Any young person in Korea has, at least once, likely dreamed of becoming a public official. But how much do we know about public officials, and the lives they lead? You might take several days to decide to buy one t-shirt, but how much would you sacrifice yourself if you chose a job that could work at until your retirement? Such a decision would mean you probably need to consider your work-life balance, potential for a retirement pension, and so on, before even starting preparations for the exams for becoming a government worker. Is the career of a public official one you could take up for your entire life? The book under discussion here is for young Koreans who ask that question of themselves, who dream of becoming public officials.
Kim Ji-won (MPP 2020), a passionate KDI school student and public official in Korea, describes his ten years of public service in the book “The Day I Met My Friend Who Wanted to Become a Public Official.”
The author says that real life is about achieving your dreams, and if you are curious about what life might be like after becoming a public official, or if you have specific life goals in your mind, you will be able to take a step closer to your dreams through the reading of his story.
How did you come to publish the book?
It is said that everyone lives with what they want to do in their hearts. My dream was to publish a book; I vaguely thought that I wanted to be an author. However, in Korea, civil servants are not allowed to hold two positions concurrently…but being an author is fine (laughs).
My department team leader is a judge and a writer, who has published several books while also doing his job. Through him, I learned in detail what to do with regards to publishing and working as a public official, and it was then that I was able to embody my dream of publishing books. My first book was, ‘I Decided to Find a Hidden Time Today’, which came out before ‘The Day I Met My Friend Who Wanted to Become a Government Official.’ It was a book that contained tips for how to manage your time, and then the second book was also published simply because I wanted to share my life with those interested in becoming public officials.

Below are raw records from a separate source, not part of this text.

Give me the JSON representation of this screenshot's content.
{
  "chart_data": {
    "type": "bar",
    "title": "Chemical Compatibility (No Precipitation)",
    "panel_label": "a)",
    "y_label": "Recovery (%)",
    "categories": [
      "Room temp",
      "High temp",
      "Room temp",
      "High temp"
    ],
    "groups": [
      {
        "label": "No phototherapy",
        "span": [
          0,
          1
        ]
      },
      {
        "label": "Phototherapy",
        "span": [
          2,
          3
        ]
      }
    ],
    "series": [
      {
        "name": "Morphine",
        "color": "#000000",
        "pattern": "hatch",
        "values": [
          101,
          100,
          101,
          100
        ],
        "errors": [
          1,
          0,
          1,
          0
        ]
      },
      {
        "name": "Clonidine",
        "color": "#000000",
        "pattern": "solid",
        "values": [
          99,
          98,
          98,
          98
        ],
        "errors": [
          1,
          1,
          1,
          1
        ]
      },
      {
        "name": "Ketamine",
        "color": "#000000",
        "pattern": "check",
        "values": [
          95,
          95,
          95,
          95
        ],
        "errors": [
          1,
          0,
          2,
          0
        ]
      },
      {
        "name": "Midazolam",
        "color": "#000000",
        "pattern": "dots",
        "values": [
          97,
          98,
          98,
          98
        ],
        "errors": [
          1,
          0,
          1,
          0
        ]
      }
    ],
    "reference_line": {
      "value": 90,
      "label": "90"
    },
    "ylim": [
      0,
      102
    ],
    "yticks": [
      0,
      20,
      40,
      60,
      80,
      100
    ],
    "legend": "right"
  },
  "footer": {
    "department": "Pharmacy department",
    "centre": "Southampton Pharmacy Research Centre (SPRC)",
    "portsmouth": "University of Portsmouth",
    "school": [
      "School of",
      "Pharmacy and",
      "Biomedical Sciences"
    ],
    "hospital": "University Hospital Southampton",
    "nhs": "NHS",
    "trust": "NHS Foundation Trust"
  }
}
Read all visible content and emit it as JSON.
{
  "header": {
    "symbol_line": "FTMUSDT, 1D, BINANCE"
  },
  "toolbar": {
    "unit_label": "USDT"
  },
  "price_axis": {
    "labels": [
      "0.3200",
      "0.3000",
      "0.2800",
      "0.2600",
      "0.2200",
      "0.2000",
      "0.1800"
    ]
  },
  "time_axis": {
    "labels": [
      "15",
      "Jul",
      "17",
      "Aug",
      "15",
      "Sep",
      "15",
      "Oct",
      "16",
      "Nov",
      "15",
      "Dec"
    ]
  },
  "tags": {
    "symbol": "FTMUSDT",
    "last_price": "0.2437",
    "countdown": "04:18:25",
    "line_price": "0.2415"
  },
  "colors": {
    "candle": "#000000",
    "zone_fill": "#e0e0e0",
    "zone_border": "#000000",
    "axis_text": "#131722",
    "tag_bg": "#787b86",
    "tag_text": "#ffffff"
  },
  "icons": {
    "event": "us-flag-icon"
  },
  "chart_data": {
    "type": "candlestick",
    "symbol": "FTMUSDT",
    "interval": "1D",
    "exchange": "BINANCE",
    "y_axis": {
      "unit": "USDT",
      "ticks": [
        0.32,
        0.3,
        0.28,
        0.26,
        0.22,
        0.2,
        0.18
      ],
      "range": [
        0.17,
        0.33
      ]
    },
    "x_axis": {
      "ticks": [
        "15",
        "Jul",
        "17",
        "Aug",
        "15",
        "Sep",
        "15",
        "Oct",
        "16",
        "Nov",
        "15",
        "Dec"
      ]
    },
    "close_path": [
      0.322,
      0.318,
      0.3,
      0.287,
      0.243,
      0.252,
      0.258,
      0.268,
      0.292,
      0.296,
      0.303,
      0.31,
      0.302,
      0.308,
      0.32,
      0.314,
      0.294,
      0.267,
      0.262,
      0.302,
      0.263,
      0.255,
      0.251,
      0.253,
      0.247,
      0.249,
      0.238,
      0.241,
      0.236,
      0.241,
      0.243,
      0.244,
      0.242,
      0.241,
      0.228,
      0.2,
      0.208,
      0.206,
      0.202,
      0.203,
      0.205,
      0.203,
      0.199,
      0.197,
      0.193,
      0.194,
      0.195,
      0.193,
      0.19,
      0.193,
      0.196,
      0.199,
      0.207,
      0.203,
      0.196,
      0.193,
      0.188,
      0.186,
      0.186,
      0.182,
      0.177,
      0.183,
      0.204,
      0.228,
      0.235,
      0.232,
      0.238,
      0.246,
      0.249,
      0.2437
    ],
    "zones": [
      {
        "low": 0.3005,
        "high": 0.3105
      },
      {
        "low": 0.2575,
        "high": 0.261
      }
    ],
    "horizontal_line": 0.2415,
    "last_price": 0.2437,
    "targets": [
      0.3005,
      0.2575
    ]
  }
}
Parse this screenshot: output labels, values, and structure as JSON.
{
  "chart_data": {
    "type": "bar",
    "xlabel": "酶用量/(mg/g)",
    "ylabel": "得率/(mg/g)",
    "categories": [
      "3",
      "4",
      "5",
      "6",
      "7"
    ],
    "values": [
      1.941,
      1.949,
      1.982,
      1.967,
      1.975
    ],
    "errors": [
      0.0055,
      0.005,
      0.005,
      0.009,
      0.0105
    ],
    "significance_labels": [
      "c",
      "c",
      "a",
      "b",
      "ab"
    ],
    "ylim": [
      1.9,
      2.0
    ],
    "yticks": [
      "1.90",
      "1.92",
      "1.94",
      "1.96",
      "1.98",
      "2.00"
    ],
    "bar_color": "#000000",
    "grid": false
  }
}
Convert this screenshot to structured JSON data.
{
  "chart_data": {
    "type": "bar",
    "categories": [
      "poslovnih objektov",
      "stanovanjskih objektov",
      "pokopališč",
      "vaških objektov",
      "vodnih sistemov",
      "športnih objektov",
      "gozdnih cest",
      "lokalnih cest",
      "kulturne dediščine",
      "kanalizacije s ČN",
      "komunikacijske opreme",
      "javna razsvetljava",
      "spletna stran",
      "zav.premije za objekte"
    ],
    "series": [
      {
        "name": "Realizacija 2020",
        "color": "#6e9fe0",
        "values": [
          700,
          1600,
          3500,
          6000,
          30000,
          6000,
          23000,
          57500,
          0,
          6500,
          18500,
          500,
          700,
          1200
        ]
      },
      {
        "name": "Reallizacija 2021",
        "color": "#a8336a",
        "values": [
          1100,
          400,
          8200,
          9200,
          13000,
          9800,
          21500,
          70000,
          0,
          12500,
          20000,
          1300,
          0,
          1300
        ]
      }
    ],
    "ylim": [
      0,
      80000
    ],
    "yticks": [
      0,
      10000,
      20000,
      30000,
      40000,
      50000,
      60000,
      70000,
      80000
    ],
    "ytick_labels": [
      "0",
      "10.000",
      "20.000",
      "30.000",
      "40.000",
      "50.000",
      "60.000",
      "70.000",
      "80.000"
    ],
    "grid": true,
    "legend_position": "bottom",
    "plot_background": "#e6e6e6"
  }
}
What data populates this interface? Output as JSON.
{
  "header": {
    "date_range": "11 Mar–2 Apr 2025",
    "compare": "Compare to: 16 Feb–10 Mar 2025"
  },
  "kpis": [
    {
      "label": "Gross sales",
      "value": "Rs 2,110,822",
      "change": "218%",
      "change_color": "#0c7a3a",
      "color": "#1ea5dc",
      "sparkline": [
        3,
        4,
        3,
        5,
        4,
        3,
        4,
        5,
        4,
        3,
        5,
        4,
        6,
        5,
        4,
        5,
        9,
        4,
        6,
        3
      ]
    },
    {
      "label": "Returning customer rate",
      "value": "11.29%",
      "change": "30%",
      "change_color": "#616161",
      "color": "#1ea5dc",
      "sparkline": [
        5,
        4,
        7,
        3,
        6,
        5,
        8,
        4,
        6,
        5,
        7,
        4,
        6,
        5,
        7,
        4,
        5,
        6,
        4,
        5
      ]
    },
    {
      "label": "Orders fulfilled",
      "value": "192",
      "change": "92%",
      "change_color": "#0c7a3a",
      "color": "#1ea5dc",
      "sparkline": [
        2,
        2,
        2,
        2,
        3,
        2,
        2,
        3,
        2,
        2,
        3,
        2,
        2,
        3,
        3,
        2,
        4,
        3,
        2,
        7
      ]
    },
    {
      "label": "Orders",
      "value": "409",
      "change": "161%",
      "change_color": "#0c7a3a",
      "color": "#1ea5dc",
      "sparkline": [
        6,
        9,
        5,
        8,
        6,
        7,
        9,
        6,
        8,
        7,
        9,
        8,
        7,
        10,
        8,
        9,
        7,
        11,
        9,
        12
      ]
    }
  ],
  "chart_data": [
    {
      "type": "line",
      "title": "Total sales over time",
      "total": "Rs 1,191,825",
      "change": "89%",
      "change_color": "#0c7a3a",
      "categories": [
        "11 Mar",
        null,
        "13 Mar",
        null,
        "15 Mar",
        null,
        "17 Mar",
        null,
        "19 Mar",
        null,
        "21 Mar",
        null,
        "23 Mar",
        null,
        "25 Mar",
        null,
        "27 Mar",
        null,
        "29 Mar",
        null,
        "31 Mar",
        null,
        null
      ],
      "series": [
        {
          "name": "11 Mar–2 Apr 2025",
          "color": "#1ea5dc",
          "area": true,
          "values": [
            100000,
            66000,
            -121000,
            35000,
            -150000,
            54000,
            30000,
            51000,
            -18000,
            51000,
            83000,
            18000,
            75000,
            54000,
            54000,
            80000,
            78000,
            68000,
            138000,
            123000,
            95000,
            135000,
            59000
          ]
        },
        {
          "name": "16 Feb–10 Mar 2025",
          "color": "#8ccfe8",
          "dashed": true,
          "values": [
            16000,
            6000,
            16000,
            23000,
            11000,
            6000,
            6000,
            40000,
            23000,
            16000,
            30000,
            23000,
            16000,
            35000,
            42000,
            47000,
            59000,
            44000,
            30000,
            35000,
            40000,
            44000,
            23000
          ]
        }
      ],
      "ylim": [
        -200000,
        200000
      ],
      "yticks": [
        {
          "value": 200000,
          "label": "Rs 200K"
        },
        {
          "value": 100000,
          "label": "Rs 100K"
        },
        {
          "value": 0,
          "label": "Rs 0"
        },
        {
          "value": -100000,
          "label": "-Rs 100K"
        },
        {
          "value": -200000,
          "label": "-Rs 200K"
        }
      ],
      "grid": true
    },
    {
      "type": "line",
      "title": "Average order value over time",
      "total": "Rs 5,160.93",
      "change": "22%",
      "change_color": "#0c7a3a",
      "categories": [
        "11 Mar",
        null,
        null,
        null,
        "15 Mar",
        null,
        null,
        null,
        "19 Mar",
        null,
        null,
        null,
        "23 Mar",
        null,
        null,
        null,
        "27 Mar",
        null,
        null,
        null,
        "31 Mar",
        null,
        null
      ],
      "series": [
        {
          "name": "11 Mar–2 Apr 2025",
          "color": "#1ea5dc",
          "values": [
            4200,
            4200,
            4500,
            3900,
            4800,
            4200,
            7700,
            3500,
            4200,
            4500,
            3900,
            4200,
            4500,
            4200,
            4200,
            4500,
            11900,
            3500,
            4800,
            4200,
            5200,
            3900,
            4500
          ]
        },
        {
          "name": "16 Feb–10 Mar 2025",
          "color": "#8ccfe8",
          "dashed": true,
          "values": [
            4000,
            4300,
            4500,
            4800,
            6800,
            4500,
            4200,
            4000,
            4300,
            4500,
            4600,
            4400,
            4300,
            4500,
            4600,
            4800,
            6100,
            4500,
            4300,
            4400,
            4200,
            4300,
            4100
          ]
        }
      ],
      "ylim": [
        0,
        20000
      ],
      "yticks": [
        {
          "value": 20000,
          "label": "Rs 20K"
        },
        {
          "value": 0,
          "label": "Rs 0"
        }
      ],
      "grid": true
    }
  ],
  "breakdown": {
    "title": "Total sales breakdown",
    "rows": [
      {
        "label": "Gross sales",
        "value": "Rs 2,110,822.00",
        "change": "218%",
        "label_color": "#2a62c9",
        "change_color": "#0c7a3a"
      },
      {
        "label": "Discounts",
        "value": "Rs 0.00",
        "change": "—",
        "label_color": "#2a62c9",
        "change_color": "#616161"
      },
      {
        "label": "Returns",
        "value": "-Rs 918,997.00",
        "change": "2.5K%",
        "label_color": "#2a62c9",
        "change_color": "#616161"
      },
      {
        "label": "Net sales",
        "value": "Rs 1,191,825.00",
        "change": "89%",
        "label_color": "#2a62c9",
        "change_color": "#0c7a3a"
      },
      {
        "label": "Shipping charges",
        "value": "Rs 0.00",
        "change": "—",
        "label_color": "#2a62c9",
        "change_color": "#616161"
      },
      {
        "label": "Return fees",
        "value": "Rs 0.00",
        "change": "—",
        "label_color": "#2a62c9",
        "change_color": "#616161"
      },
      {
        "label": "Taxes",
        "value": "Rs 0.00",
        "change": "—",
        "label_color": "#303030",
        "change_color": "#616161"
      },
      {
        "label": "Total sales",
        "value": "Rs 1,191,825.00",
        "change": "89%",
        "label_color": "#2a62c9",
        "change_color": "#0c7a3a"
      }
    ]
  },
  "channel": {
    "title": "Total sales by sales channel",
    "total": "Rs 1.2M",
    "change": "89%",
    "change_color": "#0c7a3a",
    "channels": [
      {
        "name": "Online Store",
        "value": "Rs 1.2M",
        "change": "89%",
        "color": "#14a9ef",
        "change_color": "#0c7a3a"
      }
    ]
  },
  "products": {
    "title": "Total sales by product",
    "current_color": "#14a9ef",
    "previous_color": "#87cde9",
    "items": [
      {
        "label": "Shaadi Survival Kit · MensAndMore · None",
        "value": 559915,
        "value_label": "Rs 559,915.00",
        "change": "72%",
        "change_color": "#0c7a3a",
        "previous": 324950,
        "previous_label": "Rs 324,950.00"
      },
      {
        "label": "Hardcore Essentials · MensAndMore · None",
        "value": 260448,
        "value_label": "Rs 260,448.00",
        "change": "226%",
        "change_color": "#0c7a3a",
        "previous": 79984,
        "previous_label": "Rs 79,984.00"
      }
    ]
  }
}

Is the story of Joo Won, the main character in the book, the same as your story?
There are two main characters in the book, along with the people around them. Technically, most of them are me. My thoughts and stories have been expressed as several characters. I did some interviews and research to provide much more interesting stories, but most of it is my story. From the moment I decided to become a government official, to the moment I become one, I honestly remember one single moment in particular. On my first day, when I took the public service examination, I was frustrated that I didn’t even grade it. Thankfully, I got blessed, and I passed the exam, but there were some difficulties as well. Although I do say that I remember everything, I sometimes forget how much I wanted to get this job. ‘Was this really the right thing for me?’ Not only me but also my colleagues around me have the same idea. That’s why I wrote this book.
Joo Won, in the book, decided to become a public official because of what his friend said to him. What made you want to become a public official?
Mostly, I think my parents influenced me. My mother retired after a long career as a public official, and she told me many good things about government employees. Should I call this a sort of cramming education? (laughs) I was torn between working for a private corporation and working as a government official, but I finally felt like it would be more worth it for me to work for the country instead of for a company.
I’d like to hear from you as a government official.
I have been working for ten years now as a government official. In these ten years, I have transferred to a different department three times. The first department was the Institute for Unification Education, under the Ministry of Unification. It plans and hosts events, related to unification, for students in Korea. We designed and hosted many events that gave students a positive view of unification. Now, I am currently working at the Defense Acquisition Program Administration. Like the main character in the book, I wanted to work in different departments, and I was able to put details about transferring jobs in my book because it was my real story.
What do you think is the best thing in your life?
This is a question that has made me think a lot. But, no matter how much I think about it, I think in the end the answer is “love”. I think I have managed my time well because I love time management, which was the topic of the first book. Because I love my precious family, neighbors, and myself, I want to spend each 24 hours – which is given equally, to everyone – meaningfully, and not just let it pass. The reason why I wrote this book is because of love as well: I wanted to share information, because I love people who want to go down the same path. Although becoming a government official is not easy, I hope that my book is even just a bit helpful for those trying to to reach the same goal.
Is there anything you would like to say to those who dream of becoming a government official in Korea?
I have met many colleagues during my ten years of public service. I have seen those who have not thought about life after becoming public officials. Since becoming a public official requires a high score on exams in Korea, not many applicants can think about life after becoming government officials. Even if you tried so hard to get this job, you may feel skepticism after achieving your goal; the position may not be as good as you think it would have been. What you see from the outside is different from what you see inside. So, I would like to ask you to think about what your life could be like after becoming a public official, and this question actually applies to any person. Living life, after pursuing any dream, is essential. You shouldn’t only live for your dreams as a goal, because dreams can just become another means of dreaming, someday.